Зонтики, зубные щетки (их давным-давно уже нет!), спички (и их нет).
– Спички – это были такие чудесные палочки. Если потрешь эту палочку о шершавую поверхность, то на конце ее появлялся огонь. Из этой маленькой палочки каждый мог добыть и свет, и тепло. В каждой жил сухой огонек. Кто хотел, мог хоть полный карман набить себе таких огоньков.
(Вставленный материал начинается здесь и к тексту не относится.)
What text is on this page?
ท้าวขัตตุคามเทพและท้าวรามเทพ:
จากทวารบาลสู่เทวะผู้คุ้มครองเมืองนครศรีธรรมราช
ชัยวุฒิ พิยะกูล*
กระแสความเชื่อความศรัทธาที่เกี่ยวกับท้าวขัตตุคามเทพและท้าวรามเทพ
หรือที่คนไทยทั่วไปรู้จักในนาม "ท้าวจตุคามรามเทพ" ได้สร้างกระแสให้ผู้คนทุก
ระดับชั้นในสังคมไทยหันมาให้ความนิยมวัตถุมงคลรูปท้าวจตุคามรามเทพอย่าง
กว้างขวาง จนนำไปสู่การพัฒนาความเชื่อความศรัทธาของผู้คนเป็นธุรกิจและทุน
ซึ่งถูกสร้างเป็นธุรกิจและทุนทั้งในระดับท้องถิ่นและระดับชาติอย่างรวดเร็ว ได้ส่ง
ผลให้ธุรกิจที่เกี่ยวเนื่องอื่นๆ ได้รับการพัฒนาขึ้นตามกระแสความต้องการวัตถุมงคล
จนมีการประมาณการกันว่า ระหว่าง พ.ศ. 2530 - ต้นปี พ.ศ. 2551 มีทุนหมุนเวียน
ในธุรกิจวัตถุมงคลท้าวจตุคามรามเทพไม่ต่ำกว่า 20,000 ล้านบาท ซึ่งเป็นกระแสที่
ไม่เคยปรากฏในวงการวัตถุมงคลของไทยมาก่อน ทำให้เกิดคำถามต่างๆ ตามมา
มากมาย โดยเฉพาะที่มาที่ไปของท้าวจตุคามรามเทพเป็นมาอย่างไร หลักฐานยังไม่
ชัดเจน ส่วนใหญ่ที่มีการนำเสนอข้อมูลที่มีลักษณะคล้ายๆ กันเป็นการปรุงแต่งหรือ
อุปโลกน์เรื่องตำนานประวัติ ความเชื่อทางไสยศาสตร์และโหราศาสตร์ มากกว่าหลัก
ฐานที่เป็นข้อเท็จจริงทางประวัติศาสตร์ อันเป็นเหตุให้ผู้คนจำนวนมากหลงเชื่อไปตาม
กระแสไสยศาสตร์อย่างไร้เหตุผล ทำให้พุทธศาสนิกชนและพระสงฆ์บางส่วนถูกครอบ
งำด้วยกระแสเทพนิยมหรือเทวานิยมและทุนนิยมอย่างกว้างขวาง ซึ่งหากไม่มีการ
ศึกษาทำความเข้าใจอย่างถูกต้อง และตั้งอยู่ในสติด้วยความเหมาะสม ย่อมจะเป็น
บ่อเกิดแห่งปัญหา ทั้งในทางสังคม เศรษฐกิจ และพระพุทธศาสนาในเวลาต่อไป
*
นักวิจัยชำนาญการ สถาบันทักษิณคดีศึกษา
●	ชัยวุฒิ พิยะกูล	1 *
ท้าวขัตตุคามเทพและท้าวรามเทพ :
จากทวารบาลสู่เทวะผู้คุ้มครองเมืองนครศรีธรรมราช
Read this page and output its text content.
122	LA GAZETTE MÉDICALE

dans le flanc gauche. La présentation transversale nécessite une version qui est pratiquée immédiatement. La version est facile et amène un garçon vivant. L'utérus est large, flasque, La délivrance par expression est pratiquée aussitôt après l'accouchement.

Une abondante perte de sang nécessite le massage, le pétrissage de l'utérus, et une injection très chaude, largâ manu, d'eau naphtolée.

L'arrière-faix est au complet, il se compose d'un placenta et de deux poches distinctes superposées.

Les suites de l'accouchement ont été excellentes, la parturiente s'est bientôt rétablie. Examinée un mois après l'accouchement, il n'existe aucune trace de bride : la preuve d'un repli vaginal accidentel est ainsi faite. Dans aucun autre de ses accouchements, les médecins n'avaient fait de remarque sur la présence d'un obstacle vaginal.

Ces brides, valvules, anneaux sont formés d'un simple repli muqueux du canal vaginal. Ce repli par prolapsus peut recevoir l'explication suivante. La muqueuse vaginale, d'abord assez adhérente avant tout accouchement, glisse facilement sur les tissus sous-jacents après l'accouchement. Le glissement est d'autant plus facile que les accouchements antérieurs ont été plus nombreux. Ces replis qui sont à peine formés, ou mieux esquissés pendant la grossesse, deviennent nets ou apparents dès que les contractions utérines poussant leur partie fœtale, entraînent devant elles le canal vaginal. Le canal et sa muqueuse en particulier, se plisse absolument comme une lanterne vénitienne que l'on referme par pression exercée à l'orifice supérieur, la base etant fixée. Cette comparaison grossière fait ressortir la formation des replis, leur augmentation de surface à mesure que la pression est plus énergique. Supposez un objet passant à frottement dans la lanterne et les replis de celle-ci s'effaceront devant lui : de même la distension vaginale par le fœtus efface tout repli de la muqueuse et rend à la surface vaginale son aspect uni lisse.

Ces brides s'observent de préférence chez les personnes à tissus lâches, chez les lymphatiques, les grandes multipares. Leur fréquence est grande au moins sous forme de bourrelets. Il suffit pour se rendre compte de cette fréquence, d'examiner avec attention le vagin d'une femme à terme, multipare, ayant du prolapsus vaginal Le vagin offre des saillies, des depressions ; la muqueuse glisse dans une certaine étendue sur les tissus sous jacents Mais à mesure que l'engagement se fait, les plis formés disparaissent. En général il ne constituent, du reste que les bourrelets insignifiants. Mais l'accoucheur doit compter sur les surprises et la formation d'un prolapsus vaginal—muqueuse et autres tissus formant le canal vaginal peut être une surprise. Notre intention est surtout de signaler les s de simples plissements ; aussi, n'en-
Люди носили огоньки с собой в коробке, и никто не удивлялся – скучно жили, не понимали своей радости…
Вот живу теперь в стране больших и малых чудес и снова привыкла к ним, и не чувствую, что в них радость.
Только когда вижу карандаш, простой карандаш номер второй, вспоминаю я о том моем совдепском последнем и думаю:
– Какой ты красивый, шестигранный, душистый! Как можно не замечать тебя и всех тех милых маленьких чудес, которые живут с нами и радуют нас, и умирают там в Совдепии. Неужели уже забыли тебя там, и дети только во сне вспоминают удивительное имя твое – «ка-ран-даш»!